Cohen has a wide range of musical vocabularies – rock, country, blues and jazz. The Yiddish folk influence is also apparent in some of his songs like Take This Waltz, Everybody Knows or Closing Time.

"My mother sang beautiful Russian and Yiddish songs," Cohen once reminisced: "I love the violin, and I did put in those kind of Eastern European flourishes in a country- western song, which I think worked rather well. On Closing Time, that is.

“It wasn't that that didn't get it played in country-western territory, though. What the country singers and country radio programmers didn't like was that line 'The whole damn place goes crazy twice, once for the Devil and once for Christ,' which they found theologically offensive, although I could reconcile it with orthodox Christian thought.”

He is as familiar with Christian beliefs as he is with other religions. He once told a radio interviewer in Calgary that he admired Christ on a personal level. "Of all the people who have left their mark on history, I don't think there is a figure of Christ's moral stature," he said. "You cannot fathom his position, his inhuman generosity, which, if it was embraced, would overthrow the world." Cohen consolidated his religious philosphy in The Book of Mercy, a collection of his contemporary psalms published in 1984.

His musical career went into a slump the following year when he recorded Various Positions.

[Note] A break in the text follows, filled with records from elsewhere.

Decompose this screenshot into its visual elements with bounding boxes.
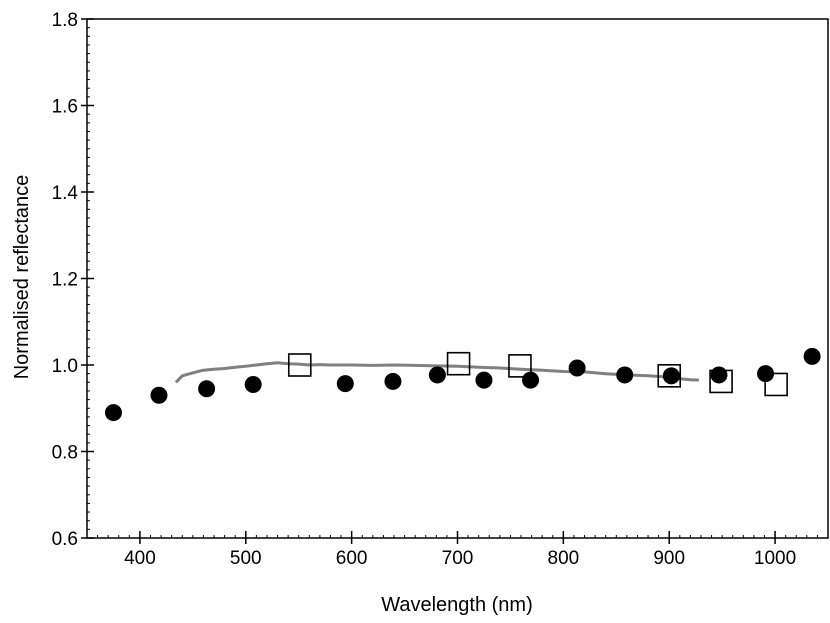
x-tick-label: 1000 [754,548,796,569]
spectrum-line [174,361,699,384]
circle-marker [244,375,262,393]
circle-marker [475,371,493,389]
spectrum-line-layer [174,361,699,384]
circle-marker [384,372,402,390]
y-axis-label: Normalised reflectance [11,175,33,380]
circle-marker [710,366,728,384]
x-axis-label: Wavelength (nm) [381,594,533,616]
circle-marker [616,366,634,384]
x-tick-label: 600 [336,548,368,569]
y-tick-label: 1.0 [52,356,78,377]
x-tick-label: 900 [653,548,685,569]
y-tick-label: 0.6 [52,529,78,550]
circle-marker [198,380,216,398]
square-marker [446,351,471,376]
circle-marker [803,347,821,365]
x-tick-label: 500 [230,548,262,569]
y-tick-label: 1.6 [52,97,78,118]
circle-marker [104,404,122,422]
plot-frame [86,18,829,539]
circle-marker [150,386,168,404]
circle-marker [522,371,540,389]
y-tick-label: 0.8 [52,443,78,464]
square-marker [764,372,788,397]
x-tick-label: 400 [124,548,156,569]
circle-marker [428,366,446,384]
circle-marker [336,375,354,393]
square-marker [657,364,682,388]
y-tick-label: 1.2 [52,270,78,291]
y-tick-label: 1.8 [52,10,78,31]
circle-marker [568,359,586,377]
axes: 0.6 0.8 1.0 1.2 1.4 1.6 1.8 400 500 600 700 800 900 1… [52,10,829,569]
x-tick-label: 700 [442,548,474,569]
square-marker [287,353,312,377]
circle-marker-layer [104,347,821,422]
circle-marker [662,367,680,385]
x-tick-label: 800 [548,548,580,569]
square-marker [508,354,532,378]
y-tick-label: 1.4 [52,183,79,204]
circle-marker [757,365,775,383]
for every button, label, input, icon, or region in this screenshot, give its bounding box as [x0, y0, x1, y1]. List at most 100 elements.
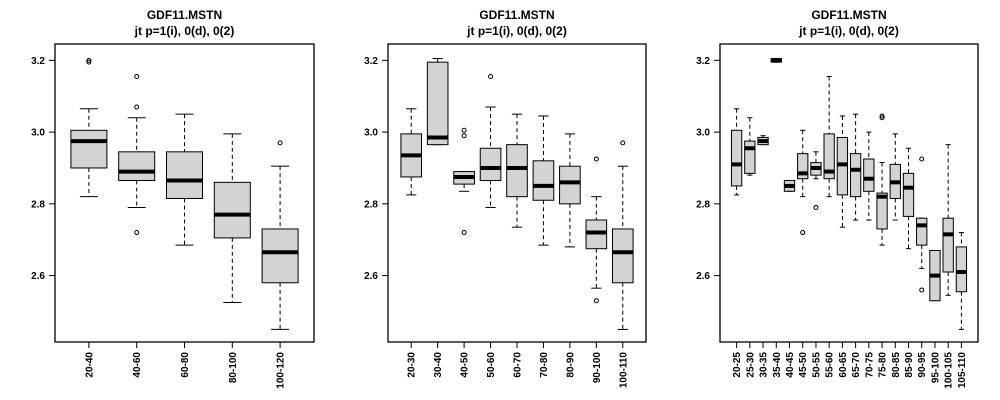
x-tick-label: 50-60 [486, 352, 497, 378]
box-30-35 [757, 135, 769, 146]
outlier-point [86, 57, 92, 63]
outlier-point [879, 113, 885, 119]
box-85-90 [902, 147, 915, 250]
box-70-75 [863, 131, 875, 221]
outlier-point [879, 115, 885, 121]
box-65-70 [849, 113, 862, 221]
outlier-point [488, 73, 494, 79]
x-tick-label: 90-95 [917, 352, 928, 378]
y-tick-label: 3.2 [364, 56, 378, 67]
iqr-box [916, 217, 928, 246]
outlier-point [919, 287, 925, 293]
x-tick-label: 65-70 [851, 352, 862, 378]
plot-frame [719, 43, 979, 343]
box-105-110 [955, 232, 968, 330]
chart-panel-2: GDF11.MSTN jt p=1(i), 0(d), 0(2) 2.6 2.8 3.0… [364, 8, 647, 389]
box-40-60 [118, 73, 156, 236]
y-tick-label: 2.6 [364, 271, 378, 282]
outlier-point [134, 73, 140, 79]
iqr-box [849, 153, 862, 198]
x-tick-label: 80-90 [565, 352, 576, 378]
x-tick-label: 20-25 [732, 352, 743, 378]
outlier-point [461, 230, 467, 236]
chart-title: GDF11.MSTN [811, 8, 886, 22]
box-40-45 [783, 180, 796, 192]
y-tick-label: 2.8 [696, 199, 710, 210]
chart-title: GDF11.MSTN [147, 8, 222, 22]
box-40-50 [453, 127, 475, 236]
box-60-65 [836, 115, 849, 228]
chart-subtitle: jt p=1(i), 0(d), 0(2) [466, 24, 567, 38]
outlier-point [593, 298, 599, 304]
x-tick-label: 70-80 [539, 352, 550, 378]
x-tick-label: 40-60 [132, 352, 143, 378]
outlier-point [277, 140, 283, 146]
iqr-box [611, 228, 634, 284]
chart-panel-3: GDF11.MSTN jt p=1(i), 0(d), 0(2) 2.6 2.8 3.0… [696, 8, 979, 389]
iqr-box [118, 151, 156, 182]
chart-subtitle: jt p=1(i), 0(d), 0(2) [798, 24, 899, 38]
x-tick-label: 40-50 [460, 352, 471, 378]
x-tick-label: 60-70 [513, 352, 524, 378]
y-tick-label: 3.0 [696, 128, 710, 139]
x-tick-label: 105-110 [957, 352, 968, 389]
x-tick-label: 30-40 [433, 352, 444, 378]
box-80-100 [213, 133, 251, 304]
box-75-80 [876, 113, 888, 246]
x-tick-label: 100-120 [276, 352, 287, 389]
y-tick-label: 3.2 [31, 56, 45, 67]
iqr-box [902, 172, 915, 217]
x-tick-label: 45-50 [798, 352, 809, 378]
outlier-point [461, 127, 467, 133]
x-tick-label: 25-30 [745, 352, 756, 378]
box-50-55 [810, 151, 822, 210]
x-tick-label: 85-90 [904, 352, 915, 378]
box-80-90 [559, 133, 581, 248]
x-tick-label: 40-45 [785, 352, 796, 378]
x-tick-label: 35-40 [772, 352, 783, 378]
outlier-point [86, 59, 92, 65]
box-90-95 [916, 156, 928, 293]
outlier-point [800, 230, 806, 236]
x-tick-label: 70-75 [864, 352, 875, 378]
y-tick-label: 3.2 [696, 56, 710, 67]
box-20-40 [70, 57, 108, 198]
iqr-box [955, 246, 968, 293]
outlier-point [813, 204, 819, 210]
y-tick-label: 3.0 [31, 128, 45, 139]
box-20-30 [400, 108, 423, 196]
iqr-box [797, 153, 809, 180]
x-tick-label: 55-60 [825, 352, 836, 378]
y-tick-label: 3.0 [364, 128, 378, 139]
outlier-point [919, 156, 925, 162]
box-80-85 [889, 133, 901, 221]
outlier-point [461, 133, 467, 139]
box-30-40 [426, 58, 449, 146]
chart-title: GDF11.MSTN [479, 8, 554, 22]
outlier-point [134, 104, 140, 110]
iqr-box [506, 144, 528, 198]
box-95-100 [929, 249, 941, 302]
box-50-60 [479, 73, 502, 208]
box-25-30 [744, 117, 756, 176]
iqr-box [744, 140, 756, 174]
x-tick-label: 20-30 [407, 352, 418, 378]
iqr-box [942, 217, 954, 273]
iqr-box [261, 228, 299, 284]
x-tick-label: 75-80 [878, 352, 889, 378]
x-tick-label: 60-65 [838, 352, 849, 378]
x-tick-label: 30-35 [759, 352, 770, 378]
iqr-box [823, 133, 835, 180]
box-60-70 [506, 113, 528, 228]
x-tick-label: 100-110 [618, 352, 629, 389]
y-tick-label: 2.8 [364, 199, 378, 210]
box-70-80 [532, 115, 555, 246]
x-tick-label: 50-55 [811, 352, 822, 378]
box-60-80 [166, 113, 203, 246]
box-35-40 [770, 58, 782, 63]
x-tick-label: 95-100 [930, 352, 941, 384]
outlier-point [620, 140, 626, 146]
iqr-box [863, 158, 875, 192]
iqr-box [166, 151, 203, 199]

It sold moderately well in Britain, but Columbia Records refused to release it in the United States. Oliver Stone raised Cohen's profile in the U.S. by using three of his songs for the soundtrack of Natural Born Killers: Waiting for the Miracle, Anthem and The Future.

Stone and Cohen, it seems, share the same apocalyptic view of the world.

In The Future Cohen wrote, "I have seen the future, baby, it is murder. I would say one of the consequences is going to be tremendous disorder, and the reanimation of the bloodlust which human beings seem to fall back on whenever they get mildly bewildered about their predicament," he explained. 

In 2008, he discovered that his trusted business manager and former lover Kelly Lynch had stolen $5-million from him leaving him in financial distress.  In order to replenish his bank account he  mounted several exhausting world tours..

Asked once whether his apparent sense of despair was part of an act or genuine, he replied: "The emergency never ends. At times a peaceful self is born, but it never lasts, it never lasts. Everybody's heart gets broken. Everyone gets creamed. I don't think anyone beats the rap. What was the second last thing Christ said? Why hast thou forsaken me?"